Hoje alguém me ligou. Cansada e sem vontade de falar, disse a pessoa que atendeu que dissesse que eu não estava. E o que deveria ter-se encerrado ali, continuou. Ela, ignorando o que havia lhe dito, retorna e diz: Parece-me urgente. Acho que você deveria atender.

O que foi que ela não entendeu quando eu disse que não queria atender? E por que ela achou que poderia interpretar o que estava ocorrendo do outro lado da linha? Só porque o fulano, provavelmente ofendido por não receber mais a mesma atenção, exigia ser ouvido?

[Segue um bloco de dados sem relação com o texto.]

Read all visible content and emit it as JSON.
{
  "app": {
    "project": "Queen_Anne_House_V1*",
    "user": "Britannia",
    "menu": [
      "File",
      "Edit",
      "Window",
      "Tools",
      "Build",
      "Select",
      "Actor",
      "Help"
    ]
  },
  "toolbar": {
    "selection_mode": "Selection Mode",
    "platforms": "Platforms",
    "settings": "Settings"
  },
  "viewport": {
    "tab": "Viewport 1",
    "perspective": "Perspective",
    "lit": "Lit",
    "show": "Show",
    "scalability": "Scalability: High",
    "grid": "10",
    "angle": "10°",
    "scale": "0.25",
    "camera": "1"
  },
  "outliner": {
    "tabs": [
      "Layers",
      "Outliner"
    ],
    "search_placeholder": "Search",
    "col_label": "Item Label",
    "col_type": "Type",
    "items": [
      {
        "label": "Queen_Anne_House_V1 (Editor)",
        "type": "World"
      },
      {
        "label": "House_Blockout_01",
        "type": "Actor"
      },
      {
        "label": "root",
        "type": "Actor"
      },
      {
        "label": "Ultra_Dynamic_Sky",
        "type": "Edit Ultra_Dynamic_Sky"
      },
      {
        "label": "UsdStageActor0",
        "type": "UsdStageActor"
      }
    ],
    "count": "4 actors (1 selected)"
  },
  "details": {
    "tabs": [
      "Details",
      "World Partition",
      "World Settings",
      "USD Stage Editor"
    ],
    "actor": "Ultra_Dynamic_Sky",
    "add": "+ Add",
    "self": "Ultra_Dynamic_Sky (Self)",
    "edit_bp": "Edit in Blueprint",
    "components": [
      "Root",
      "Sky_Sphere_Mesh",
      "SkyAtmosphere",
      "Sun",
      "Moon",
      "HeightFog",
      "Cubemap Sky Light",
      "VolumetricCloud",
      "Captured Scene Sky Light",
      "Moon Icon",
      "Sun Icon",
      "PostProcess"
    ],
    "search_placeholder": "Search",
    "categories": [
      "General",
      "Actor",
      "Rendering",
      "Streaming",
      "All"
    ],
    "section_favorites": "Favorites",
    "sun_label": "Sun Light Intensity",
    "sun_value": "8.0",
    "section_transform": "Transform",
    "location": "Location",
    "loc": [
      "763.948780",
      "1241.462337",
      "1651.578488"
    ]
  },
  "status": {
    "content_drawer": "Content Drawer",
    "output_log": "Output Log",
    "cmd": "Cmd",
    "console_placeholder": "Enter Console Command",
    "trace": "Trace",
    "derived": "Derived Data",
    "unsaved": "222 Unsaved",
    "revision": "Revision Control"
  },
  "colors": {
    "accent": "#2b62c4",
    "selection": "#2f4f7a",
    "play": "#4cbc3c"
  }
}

O fato de alguém querer muito a minha atenção não me obriga a estar disponível no momento em que ela queira. Muito menos aceitar sua aproximação. Acho fundamental que nos dias atuais, onde a hipocrisia permeia nossas relações, que entenda-se que isso é um direito legítimo de cada um. Ou seja, não sou obrigada a falar com quem quer que seja, mesmo que essa pessoa me venha oferecer o melhor de si - até porque as belas intenções também andam cheias de egoísmo.

E o fato dela me amar também não a autoriza, pois não pode, apenas por me amar, acreditar que eu tenha que estar disponível e sempre disposta a ouvi-la quando bem entender. 

Não sei porque é tão difícil entender que há que ter cautela no relacionamento com o outro. Com o direito do outro. Esse direito sagrado em que cada um pode avaliar e decidir sobre o que for. Porque não basta ter vontade de falar. É preciso que o outro tenha vontade de ouvir. 

E é certo que todos admiram as pessoas que estão sempre prontas para ouvir. Porém isto que é admirado nem sempre é verdadeiro, pois só é genuíno quando essa vontade é própria e não acontece na imposição. Aí sim, pode até tornar-se valioso.